Jan 20258 min

I Built a Home Server

Learning about self hosting, contol. access management and a computer networks

Self HostedOSSLinuxDebianDockerESP

Over the last few months, I’ve been gradually building a home server that I actually use every day. Why? You may ask, basically to be free of the usual internet (and also because Gilfoyle from silicon valley conviced me to build my own Anton).

This blog walks through why I built it, what I’m running, and how everything fits together.

Why I Built a Home Server

As a backend engineer, I wanted more than just a VPS:

  • Full control over infrastructure (while AWS and GCP are good, all the internal workings are kinda abstracted)
  • A place to experiment safely ()
  • A deeper understanding of networking, Linux, Docker, and automation
  • Most importantly, A Media Server (I was soo tired of having multiple streaming platforms just not having the content I wanna watch!)

Hardware

A beat up lenovo ideapad that I got in my first year of college for less than 60,000 INR (~650$)

This runs 24/7 without noticeable power or fan noise.


Operating System & Base Setup

I’m running a Debian 12 server.

Key choices:

  • No desktop environment
  • SSH-only access
  • Firewall enabled
  • Automatic security updates
  • Custom SSH port + key-based login only

Keeping the OS minimal reduces attack surface and keeps maintenance simple.
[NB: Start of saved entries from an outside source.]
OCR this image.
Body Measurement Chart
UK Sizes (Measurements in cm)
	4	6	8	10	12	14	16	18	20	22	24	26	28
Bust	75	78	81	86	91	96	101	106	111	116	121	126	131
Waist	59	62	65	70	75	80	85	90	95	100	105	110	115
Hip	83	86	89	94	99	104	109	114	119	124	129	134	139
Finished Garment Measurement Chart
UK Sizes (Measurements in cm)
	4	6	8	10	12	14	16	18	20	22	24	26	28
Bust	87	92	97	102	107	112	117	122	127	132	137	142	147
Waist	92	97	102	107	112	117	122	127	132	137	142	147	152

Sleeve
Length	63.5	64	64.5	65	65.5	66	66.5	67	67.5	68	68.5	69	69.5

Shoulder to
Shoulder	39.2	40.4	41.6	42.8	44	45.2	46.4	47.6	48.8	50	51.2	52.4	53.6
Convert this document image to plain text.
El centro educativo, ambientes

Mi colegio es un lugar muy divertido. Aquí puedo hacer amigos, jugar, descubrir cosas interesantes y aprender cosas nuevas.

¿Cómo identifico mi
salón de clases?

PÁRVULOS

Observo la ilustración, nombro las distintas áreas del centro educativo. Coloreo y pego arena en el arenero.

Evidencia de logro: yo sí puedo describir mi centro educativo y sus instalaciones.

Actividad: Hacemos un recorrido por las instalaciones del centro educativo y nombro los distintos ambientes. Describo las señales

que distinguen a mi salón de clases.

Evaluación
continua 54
Containerization with Docker

Everything runs inside Docker containers, managed via Docker Compose.

Why Docker?

  • Clean isolation
  • Easy upgrades
  • Reproducible setup
  • Fast rollback if something breaks

Each service lives in its own compose file with persistent volumes mapped to disk.


Services I’m Running

1. Reverse Proxy & SSL

All services are routed through a reverse proxy:

  • Automatic HTTPS
  • One public IP, many services
  • Clean subdomain-based routing

2. Home Automation

I run Home Assistant on a docker container, this controls all my lights, wled, matter devices. I have fallen in love with home assistant and now wanna buy more smart devices to add to my dashbord.

3. Media

The idea of owing your own media? hell yeah! Hence the second thing I installed on my server is Jellyfin and *arr services (again, everything on docker). A qbittorrent client (ofc to find/read books). The app i love the most now a days is called Seer...I will attach screenshots below.

4. Monitoring & Logs

  • System metrics (CPU, memory, disk)
  • Container health checks
  • Logs centralized for debugging

If something breaks, I know why.


Networking & Remote Access

My ISP doesn’t provide a static IP, so I use:

  • Dynamic DNS
  • Reverse tunneling for secure access
  • No exposed services without authentication

Security always comes before convenience.


Backups & Data Safety

One rule: assume the disk will fail.

My strategy:

  • Nightly backups to a secondary drive
  • Configuration files version-controlled
  • Encrypted backups for sensitive data

Rebuilding the server from scratch takes under an hour.


What I Learned

This setup taught me more than most cloud tutorials ever could:

  • Linux internals
  • Real networking (NAT, DNS, ports)
  • Docker
  • Security tradeoffs

Most importantly, it gave me confidence. I know exactly what’s running, where my data lives, and how to fix things when they break.


What’s Next

Planned upgrades:

  • LLM inference (Mostly LlamaIndex)
  • Smarter monitoring & alerting
  • Power usage optimization
  • Host this website on my home server (maybe)

This server isn’t “done”—it’s a living system.


Final Thoughts

A home server isn’t about replacing the cloud.
It’s about understanding it.

If you’re a developer who enjoys building systems end-to-end, I highly recommend setting one up. Start small. Break things. Learn fast.